En BABELIA, Domingo Ródenas de Moya da cuenta de esta complejidad: “Casi nada de lo que importa para entender la novela ganadora del Premio Herralde está a la vista, y eso puede ser tanto una virtud como un defecto, aunque este (el fragmentarismo) derive, como trataré de explicar, de lo virtuoso del método (la elusión de las circunstancias enunciativas)”. Incide así mismo en cómo los cinco capítulos de la obra parecen funcionar como relatos independientes, sin apenas engarces de continuidad, lo que produce cierto desconcierto sobre la voz narrativa, sobre los personajes, sobre la lógica que yuxtapone un juego de rol para optar a un empleo deleznable (en una variación de El método Gronhölm, de Jordi Galceran) y un accidente aéreo en una isla (con obvias reminiscencias de la serie Lost). Sin embargo, continúa diciendo Ródenas de Moya, “a pesar de la aparente inconexión, la novela va cobrando sentido como una serie de evocaciones de un tiempo pasado (el nuestro: de 2010 hasta ahora más o menos) realizadas en 2035 desde Mare Imbrium, es decir, desde la Luna, lo que nos sitúa en la arqueología del futuro de la ciencia ficción”. Y concluye la reseña elogiando la construcción de la novela, su resolución, pero también señalando que es lástima que “la prosa, en general correcta, se estropee con algunos usos anómalos que hubieran tenido fácil enmienda”.
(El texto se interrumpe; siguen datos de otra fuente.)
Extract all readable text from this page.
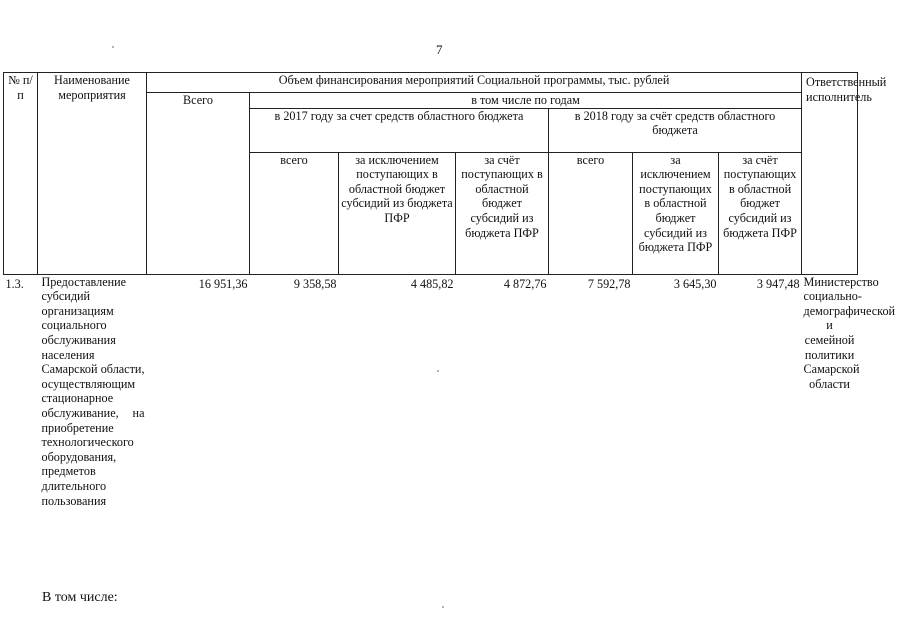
7
№ п/п	Наименование мероприятия	Объем финансирования мероприятий Социальной программы, тыс. рублей							Ответственный исполнитель
		Всего	в том числе по годам						
			в 2017 году за счет средств областного бюджета			в 2018 году за счёт средств областного бюджета			
			всего	за исключением поступающих в областной бюджет субсидий из бюджета ПФР	за счёт поступающих в областной бюджет субсидий из бюджета ПФР	всего	за исключением поступающих в областной бюджет субсидий из бюджета ПФР	за счёт поступающих в областной бюджет субсидий из бюджета ПФР	
1.3.	Предоставление субсидий организациям социального обслуживания населения Самарской области, осуществляющим стационарное обслуживание, на приобретение технологического оборудования, предметов длительного пользования	16 951,36	9 358,58	4 485,82	4 872,76	7 592,78	3 645,30	3 947,48	Министерство социально-демографической и семейной политики Самарской области
В том числе:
El modelo narrativo, según señalaba ya en EL CULTURAL hace dos semanas Santos Sanz Villanueva, no es inédito pues recuerda al que utilizó Luis Goytisolo en Las afueras, “que dio lugar a un debate aún no cerrado de si se trataba de una novela o de un libro de relatos”.
Descubrir si se trata de una novela u otro modelo narrativo puede ser un buena manera de pasar unas horas estas navidades, si es que a usted se lo regalan o bien decide comprárselo. Atreverse con un herralde es, a día de hoy, para lectores de un muy distinto planeta.